I had no idea this was possible. Hurray! I learned something today!
Thanks for posing that. Another tool added to be tool box.
I would expect the amount of RAM needed by OH would go up a little bit and if you have a deadlock somewhere in your rules you might not discover that as easily or quickly but other than that I can’t think of anything else negative about upping it.
Truth be told, this was a new learning for me as well (hence the reason why I’m currently testing with a higher number of threads).
@Alex2016 Also note that when you are editing rules, whenever you save a rule and for the time it takes for openHAB to reload the rule (sometimes several seconds depending on the size of the rule and the power of the hardware), other rule executions are blocked. For example, I have one rule that takes about 12 seconds to reload, so there are situations where it can take longer than you might think.
Good news! I’m relieved to hear this resolved the issue. I wasn’t so sure this would do it.
Gives us more confidence that tweaking the rule engine threads using org.eclipse.smarthome.threadpool:RuleEngine can be another tool to resolve rule performance issues.
@Alex2016 Can you let us know what value you ended up using for RuleEngine threads? It would be good to get another data point besides the value I’m using.
If you want to know more what RuleEngine etc., means:
The safeCall thread pool mainly controls the concurrency for handling commands and state updates.
Every ThingHandler#handleCommand and ThingHandler#handleUpdate is run through the SafeCaller in its own Thread.
The ruleEngine thread pool controls the concurrency for rule execution, basically how many rules can be executed at the same time.
For tasks which are scheduled from a ThingHandler (like script execution from the Exec binding or periodic polling) there is a separate thread pool thingHandler which can be configured.
This seems to be the most experienced tread about delayed rule execution even if the thread is a bit old.
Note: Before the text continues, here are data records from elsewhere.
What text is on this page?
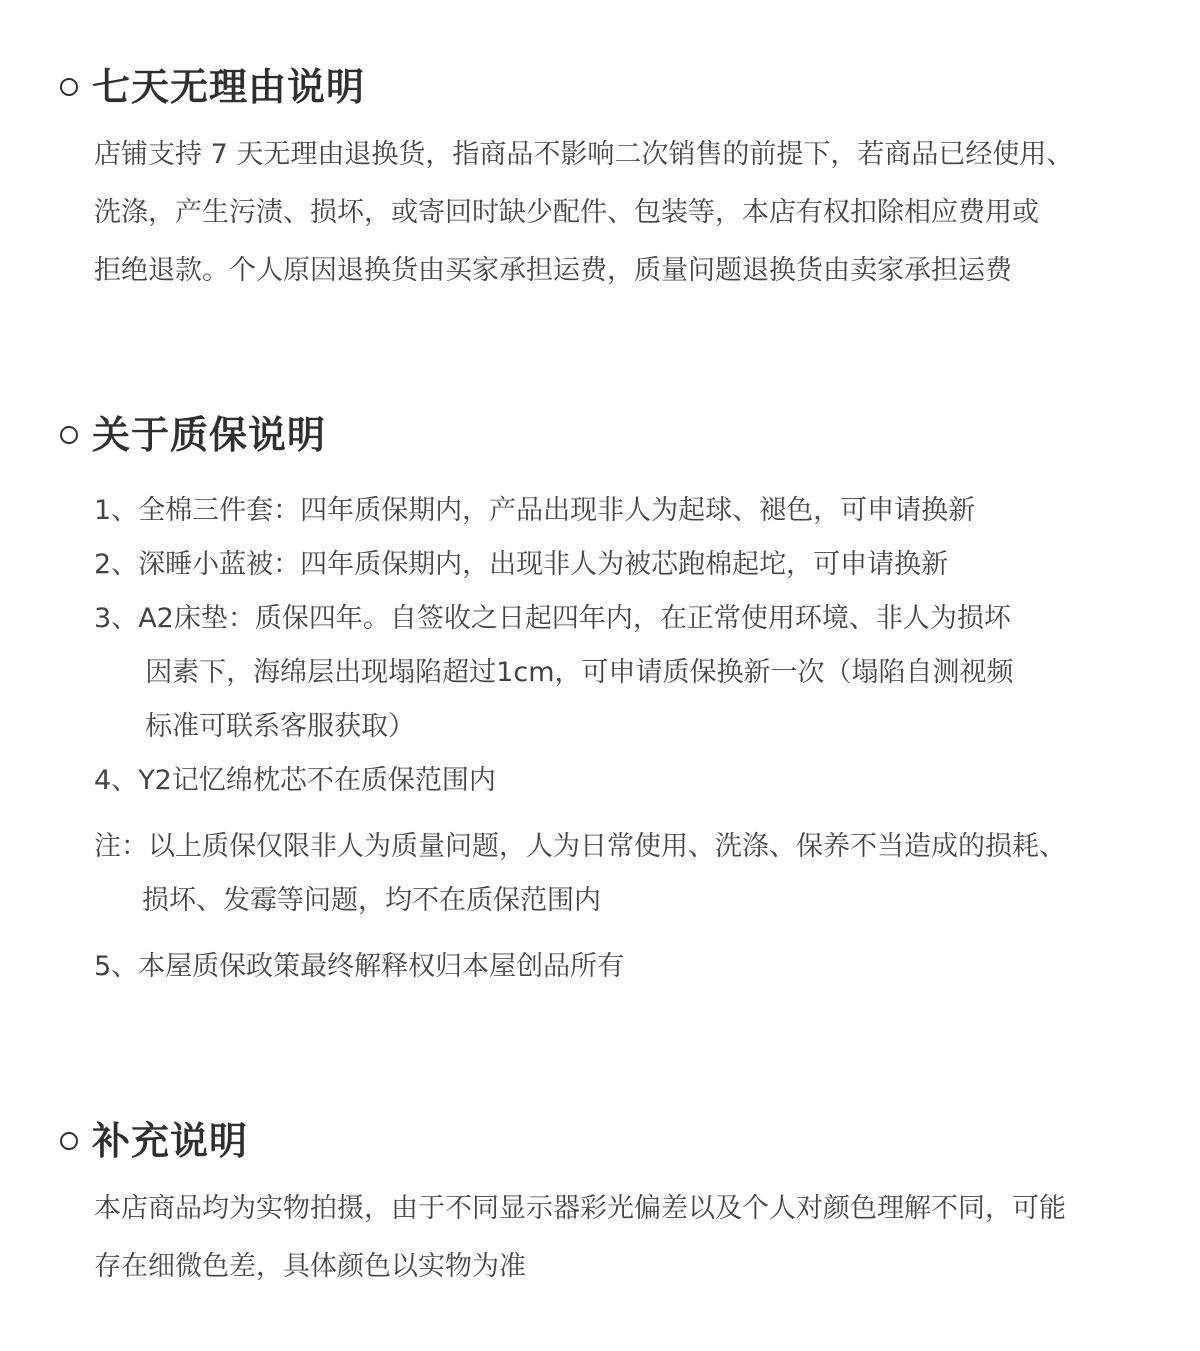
七天无理由说明
店铺支持 7 天无理由退换货，指商品不影响二次销售的前提下，若商品已经使用、
洗涤，产生污渍、损坏，或寄回时缺少配件、包装等，本店有权扣除相应费用或
拒绝退款。个人原因退换货由买家承担运费，质量问题退换货由卖家承担运费
关于质保说明
1、 全棉三件套：四年质保期内，产品出现非人为起球、褪色，可申请换新
2、 深睡小蓝被：四年质保期内，出现非人为被芯跑棉起坨，可申请换新
3、 A2床垫：质保四年。自签收之日起四年内，在正常使用环境、非人为损坏
因素下，海绵层出现塌陷超过1cm，可申请质保换新一次（塌陷自测视频
标准可联系客服获取）
4、 Y2记忆绵枕芯不在质保范围内
注： 以上质保仅限非人为质量问题，人为日常使用、洗涤、保养不当造成的损耗、
损坏、发霉等问题，均不在质保范围内
5、 本屋质保政策最终解释权归本屋创品所有
补充说明
本店商品均为实物拍摄，由于不同显示器彩光偏差以及个人对颜色理解不同，可能
存在细微色差，具体颜色以实物为准
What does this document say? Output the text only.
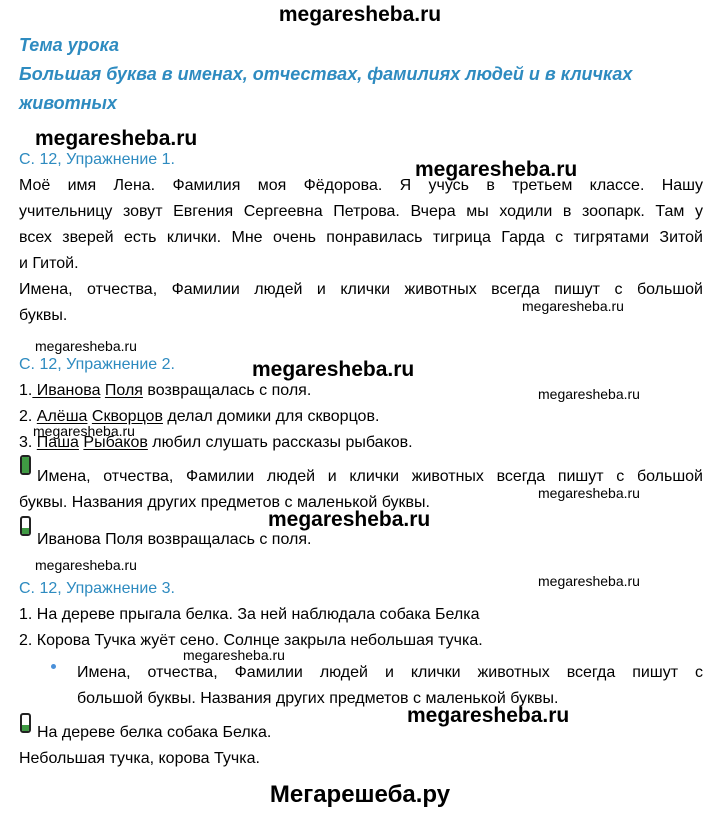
megaresheba.ru
megaresheba.ru
megaresheba.ru
megaresheba.ru
megaresheba.ru
megaresheba.ru
megaresheba.ru
megaresheba.ru
megaresheba.ru
megaresheba.ru
megaresheba.ru
megaresheba.ru
megaresheba.ru
megaresheba.ru
Мегарешеба.ру
Тема урока
Большая буква в именах, отчествах, фамилиях людей и в кличках
животных
С. 12, Упражнение 1.
Моё имя Лена. Фамилия моя Фёдорова. Я учусь в третьем классе. Нашу
учительницу зовут Евгения Сергеевна Петрова. Вчера мы ходили в зоопарк. Там у
всех зверей есть клички. Мне очень понравилась тигрица Гарда с тигрятами Зитой
и Гитой.
Имена, отчества, Фамилии людей и клички животных всегда пишут с большой
буквы.
С. 12, Упражнение 2.
1. Иванова Поля возвращалась с поля.
2. Алёша Скворцов делал домики для скворцов.
3. Паша Рыбаков любил слушать рассказы рыбаков.
Имена, отчества, Фамилии людей и клички животных всегда пишут с большой
буквы. Названия других предметов с маленькой буквы.
Иванова Поля возвращалась с поля.
С. 12, Упражнение 3.
1. На дереве прыгала белка. За ней наблюдала собака Белка
2. Корова Тучка жуёт сено. Солнце закрыла небольшая тучка.
Имена, отчества, Фамилии людей и клички животных всегда пишут с
большой буквы. Названия других предметов с маленькой буквы.
На дереве белка собака Белка.
Небольшая тучка, корова Тучка.
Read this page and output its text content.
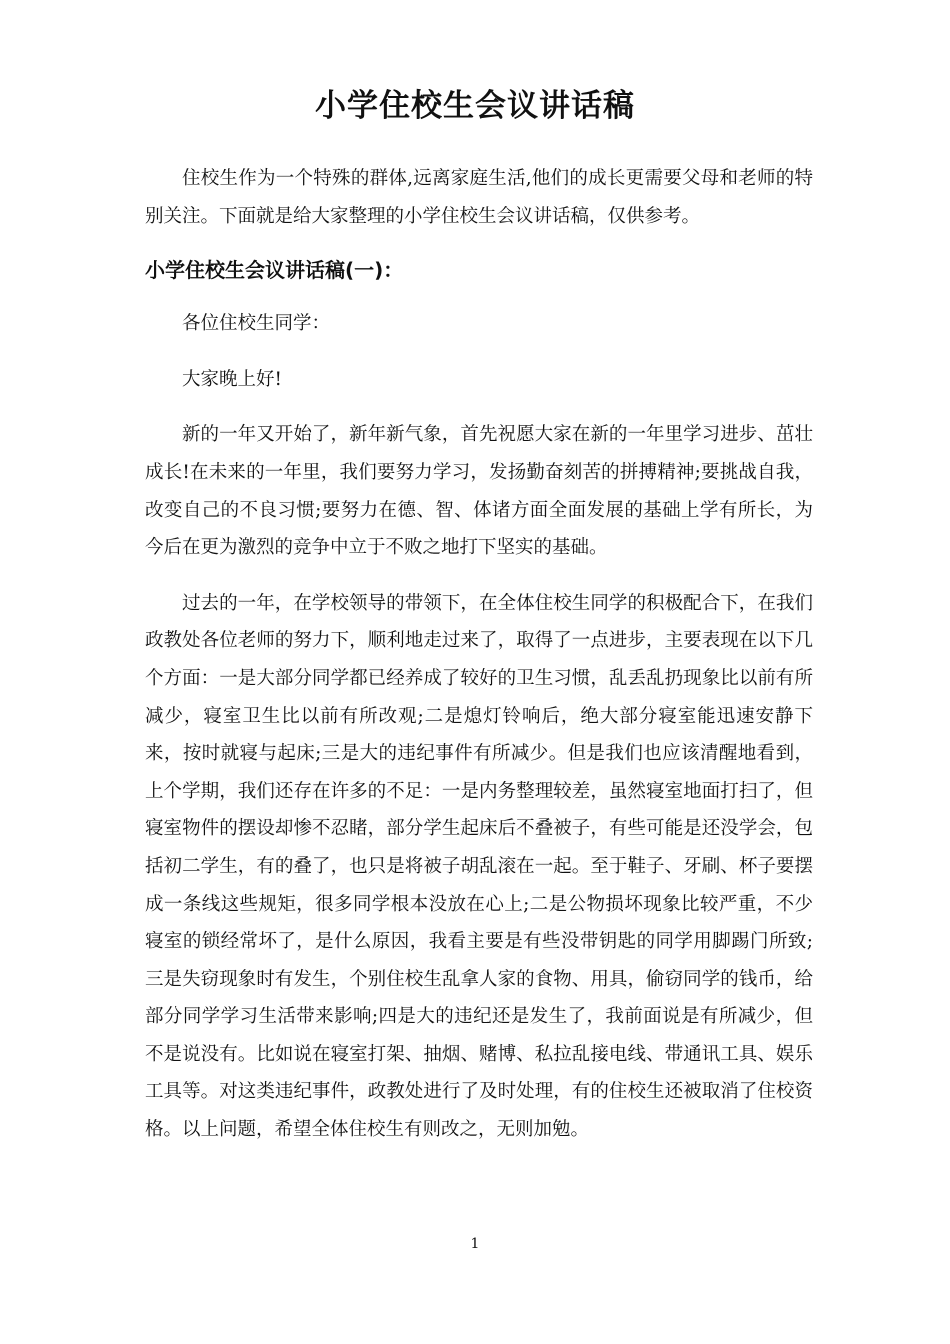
小学住校生会议讲话稿

住校生作为一个特殊的群体,远离家庭生活,他们的成长更需要父母和老师的特别关注。下面就是给大家整理的小学住校生会议讲话稿，仅供参考。

小学住校生会议讲话稿(一)：

各位住校生同学：

大家晚上好!

新的一年又开始了，新年新气象，首先祝愿大家在新的一年里学习进步、茁壮成长!在未来的一年里，我们要努力学习，发扬勤奋刻苦的拼搏精神;要挑战自我，改变自己的不良习惯;要努力在德、智、体诸方面全面发展的基础上学有所长，为今后在更为激烈的竞争中立于不败之地打下坚实的基础。

过去的一年，在学校领导的带领下，在全体住校生同学的积极配合下，在我们政教处各位老师的努力下，顺利地走过来了，取得了一点进步，主要表现在以下几个方面：一是大部分同学都已经养成了较好的卫生习惯，乱丢乱扔现象比以前有所减少，寝室卫生比以前有所改观;二是熄灯铃响后，绝大部分寝室能迅速安静下来，按时就寝与起床;三是大的违纪事件有所减少。但是我们也应该清醒地看到，上个学期，我们还存在许多的不足：一是内务整理较差，虽然寝室地面打扫了，但寝室物件的摆设却惨不忍睹，部分学生起床后不叠被子，有些可能是还没学会，包括初二学生，有的叠了，也只是将被子胡乱滚在一起。至于鞋子、牙刷、杯子要摆成一条线这些规矩，很多同学根本没放在心上;二是公物损坏现象比较严重，不少寝室的锁经常坏了，是什么原因，我看主要是有些没带钥匙的同学用脚踢门所致;三是失窃现象时有发生，个别住校生乱拿人家的食物、用具，偷窃同学的钱币，给部分同学学习生活带来影响;四是大的违纪还是发生了，我前面说是有所减少，但不是说没有。比如说在寝室打架、抽烟、赌博、私拉乱接电线、带通讯工具、娱乐工具等。对这类违纪事件，政教处进行了及时处理，有的住校生还被取消了住校资格。以上问题，希望全体住校生有则改之，无则加勉。

1
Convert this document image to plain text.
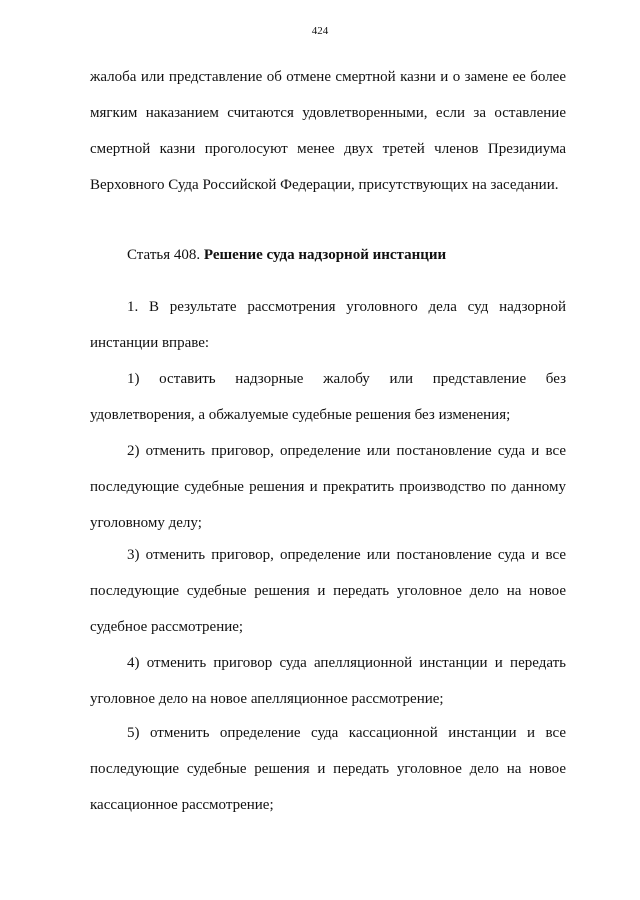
424
жалоба или представление об отмене смертной казни и о замене ее более
мягким наказанием считаются удовлетворенными, если за оставление
смертной казни проголосуют менее двух третей членов Президиума
Верховного Суда Российской Федерации, присутствующих на заседании.
Статья 408. Решение суда надзорной инстанции
1. В результате рассмотрения уголовного дела суд надзорной
инстанции вправе:
1) оставить надзорные жалобу или представление без
удовлетворения, а обжалуемые судебные решения без изменения;
2) отменить приговор, определение или постановление суда и все
последующие судебные решения и прекратить производство по данному
уголовному делу;
3) отменить приговор, определение или постановление суда и все
последующие судебные решения и передать уголовное дело на новое
судебное рассмотрение;
4) отменить приговор суда апелляционной инстанции и передать
уголовное дело на новое апелляционное рассмотрение;
5) отменить определение суда кассационной инстанции и все
последующие судебные решения и передать уголовное дело на новое
кассационное рассмотрение;
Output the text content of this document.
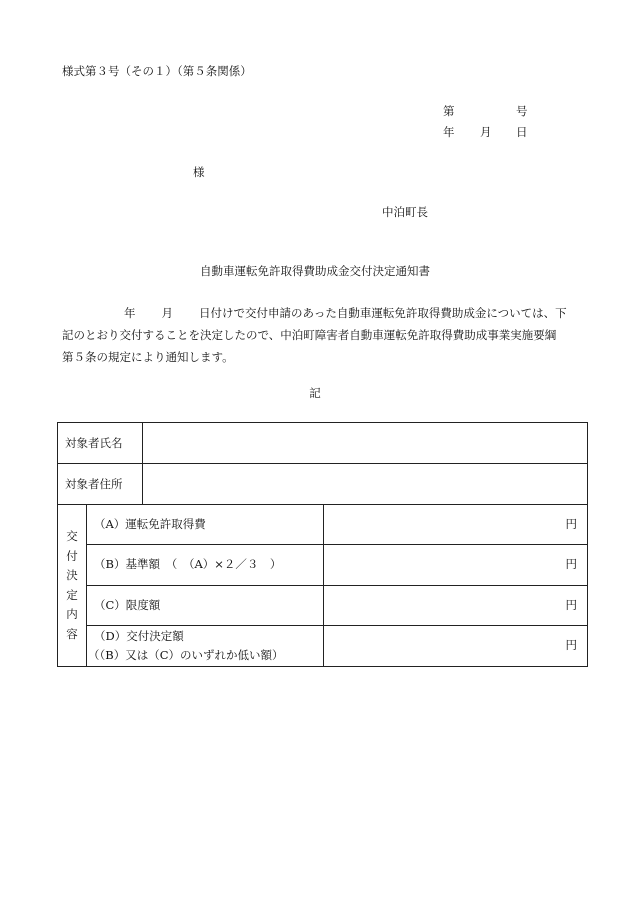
様式第３号（その１）（第５条関係）
第	号
年 月 日
様
中泊町長
自動車運転免許取得費助成金交付決定通知書
年 月 日付けで交付申請のあった自動車運転免許取得費助成金については、下
記のとおり交付することを決定したので、中泊町障害者自動車運転免許取得費助成事業実施要綱
第５条の規定により通知します。
記
対象者氏名
対象者住所
交
付
決
定
内
容
（A）運転免許取得費	円
（B）基準額　（　（A）×２／３　）	円
（C）限度額	円
（D）交付決定額
（（B）又は（C）のいずれか低い額）
円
I recently updated my openhab 1.8 to the new version 2.3 and experienced quite a lot of problem. Therefore still 1.8 is the active one and 2.3 is only running as a shadow as long as not all problems are solved. I configured a really simple system, but because of homematic binding with lots of things and items. For me, after doing many changes it looks like disabling rrd4j persistence to write every minute all values solves the problem (682 files in rrd4j). Any idea why there seems to be a relationship. I still have influxdb ON with the rule everyChange. Changing any of the threadpool did not help
I had a similar problem with many seconds of delay that ended up being traced back to rrd4j. I don’t have an answer for you. I limited what I wanted rrd4j to persist and started using mapdb for persisting * and restore on start.
I found out that my rrd4j files are on a synology NAS quite a recent one. On the disk I have high load usage. this was caused 99% by rrd4j. Putting it on a single disk (no redudancy) and ext4 instead of btfrs the load is much lower. Then also the delay goes down. Without rrd4j everything is fine also on btfrs. By the way the influxdb is on the ext4 partition.
Mine was on a Synology as well. I moved it for a few months to a NUC with just a regular HDD thinking something on the Syno was causing the issue but the issue moved. After a lot of watching processes and logs I narrowed it down to rrd4j. Once I stopped trying to persist everything the problem went away and I recently moved it all back to the Syno. The NUC was running ubuntu with ext4 (where the problem existed also).
Every time my rules engine stalls out I increase the thread pool a little, I’m up to 100 threads now and it’s still happening. This tells me I have a rule or rules that are not releasing their threads properly. I really need a tool that will let me see which rules are holding threads open.
tl;dr look for Thread::sleeps, long running Actions like executeCommandLine and sendHttp*Request, locks, and inadvertent feedback loops.
If you are running out of threads, you have at least one Rule that is taking longer to run than it is being invoked, or you have at least one Rule that is failing to exit.
I have already extensively audited my rules for the issues mentioned, and that did solve the problem for a while; but now I’m at the stage where staring at code and noodling with things isn’t helping any more, and I need some more visibility on the issue. The highest frequency rules run every 5 seconds and none of those should take any longer than some milliseconds to run, so I don’t think it’s an execution speed issue; I suspect some rules are not exiting properly.
My experience with Java is extremely limited, but with Python it’s quite easy to maintain a register of which threads are open and for what purpose. I would like to see that for the rules engine, with a command I can run in karaf to display the current rules engine thread table. It’s really quite poor design to have a major function of the system (rules engine) just silently stop working, at the very least we should be seeing warnings and errors in the logs about it.